Et dire que l'électronique de puissance pourrait le faire et que personne ne le règle pour!
+1000, voire même qu'on leur interdit de le faire sur les installations chez les particuliers.
Pour en revenir à la décision de la CRE, pour faire du réactif et de la stabilisation de tension, on peut ne garder que la génératrice couplée au réseau en mettant le réacteur à l'arrêt. La question se pose de savoir si le contrôle commande des centrales peut le faire, mais c'est fait avec les génératrices hydrauliques depuis des années (réglage de fréquence modeste par inertie mécanique et réglage de la tension en jouant sur la tension d'excitation).
Dans tous les cas, aujourd'hui le cas ne se présente pas : même pendant les épisodes de prix négatifs les plus intenses et de consommation la plus faible, peu de réacteurs nucléaires sont découplés du réseau car en butée basse. Leur puissance peut descendre jusqu'à 20% pour certains, et il me semble qu'ils les gardent couplés car un cycle d'arrêt/redémarrage s'étend sur plusieurs jours. Ils préfèrent donc réduire la puissance injectée et payer le prix négatif au MWh.
Maintenant, si le but est "simplement" d'encaisser la transitoire qui se produit lorsque les prix passent négatifs et qu'une grande quantité des producteurs ENR se découplent, on peut aussi commencer par changer les règles du marché pour éviter que tout le monde le fasse sur la même tranche de ~2 min, développer les capacités de régulation de tension sans production dans le réseau (statcom et autres), développer la flexibilité de la demande, inciter le développement du stockage, accélérer l'électrification des usages... tant de choses dont certaines seraient moins coûteuses à mettre en place selon moi que de forcer puis compenser EDF à injecter des GWh lorsque cela n'est pas nécessaire.

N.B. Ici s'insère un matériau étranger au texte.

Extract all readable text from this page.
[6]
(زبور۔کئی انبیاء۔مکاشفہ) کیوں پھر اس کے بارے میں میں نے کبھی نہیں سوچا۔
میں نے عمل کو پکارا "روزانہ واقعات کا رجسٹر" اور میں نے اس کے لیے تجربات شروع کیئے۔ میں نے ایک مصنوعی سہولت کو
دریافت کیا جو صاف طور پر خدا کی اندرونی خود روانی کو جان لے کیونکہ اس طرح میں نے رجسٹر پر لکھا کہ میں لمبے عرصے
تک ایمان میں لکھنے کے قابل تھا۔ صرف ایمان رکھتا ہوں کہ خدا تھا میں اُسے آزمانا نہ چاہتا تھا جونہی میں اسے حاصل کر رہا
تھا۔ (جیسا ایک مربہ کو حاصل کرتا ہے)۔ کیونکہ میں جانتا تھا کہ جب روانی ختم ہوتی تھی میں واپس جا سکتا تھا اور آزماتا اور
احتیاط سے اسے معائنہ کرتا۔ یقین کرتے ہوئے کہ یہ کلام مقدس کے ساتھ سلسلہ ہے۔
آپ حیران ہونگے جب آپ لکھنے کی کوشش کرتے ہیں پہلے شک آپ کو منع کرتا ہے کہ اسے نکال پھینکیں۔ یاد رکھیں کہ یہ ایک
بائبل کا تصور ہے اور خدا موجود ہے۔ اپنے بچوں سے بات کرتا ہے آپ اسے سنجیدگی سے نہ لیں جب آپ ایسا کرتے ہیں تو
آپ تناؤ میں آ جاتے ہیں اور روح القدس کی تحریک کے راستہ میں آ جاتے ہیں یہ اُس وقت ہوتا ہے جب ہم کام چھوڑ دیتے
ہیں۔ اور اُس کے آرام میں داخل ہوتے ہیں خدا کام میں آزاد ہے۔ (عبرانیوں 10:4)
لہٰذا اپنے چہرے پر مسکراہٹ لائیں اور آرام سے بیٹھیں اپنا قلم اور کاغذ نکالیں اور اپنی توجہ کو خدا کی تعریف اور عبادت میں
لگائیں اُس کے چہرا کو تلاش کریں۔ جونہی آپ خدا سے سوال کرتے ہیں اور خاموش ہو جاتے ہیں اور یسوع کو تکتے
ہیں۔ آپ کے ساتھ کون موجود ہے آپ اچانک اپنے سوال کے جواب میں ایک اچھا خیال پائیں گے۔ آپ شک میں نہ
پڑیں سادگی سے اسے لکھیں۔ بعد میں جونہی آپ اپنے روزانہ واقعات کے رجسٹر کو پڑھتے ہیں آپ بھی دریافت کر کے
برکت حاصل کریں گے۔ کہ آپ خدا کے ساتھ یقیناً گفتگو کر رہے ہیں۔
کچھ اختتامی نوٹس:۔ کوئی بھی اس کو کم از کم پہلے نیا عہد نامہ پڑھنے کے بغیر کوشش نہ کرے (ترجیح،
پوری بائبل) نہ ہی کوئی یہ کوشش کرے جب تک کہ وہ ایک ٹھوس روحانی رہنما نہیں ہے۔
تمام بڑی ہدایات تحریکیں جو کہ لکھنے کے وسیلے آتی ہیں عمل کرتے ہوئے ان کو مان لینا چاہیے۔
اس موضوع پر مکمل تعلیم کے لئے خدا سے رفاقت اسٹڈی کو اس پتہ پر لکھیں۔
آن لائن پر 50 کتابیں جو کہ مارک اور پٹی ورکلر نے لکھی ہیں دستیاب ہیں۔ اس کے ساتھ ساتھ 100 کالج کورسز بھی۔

J'ai du mal à trouver le besoin réel technique en Mvar non fourni lors des épisodes de prix négatif, mais si RTE en a identifié un, je leur fait confiance niveau technique pour qu'ils sachent de quoi ils parlent. Si quelqu'un a une source, je suis preneur.
Ceci dit, quelque chose me dit que ce n'est que de la gestion du risque: une procédure d'ultime secours pour que RTE ait les outils nécessaires pour s'éviter des incidents d'exploitation dans quelques années si
1) le déploiement solaire continue à son rythme actuel (probable)
2) la réforme du marché de l'électricité n'avance pas assez pour résoudre le problème des découplages synchrones lors du passage des prix SPOT en dessous de 0 (probable également),
3) les capacités de stockage/flexibilité ne deviennent pas suffisantes,
4) le grid code ne suit pas pour s'adapter aux besoins d'un système plus dynamique.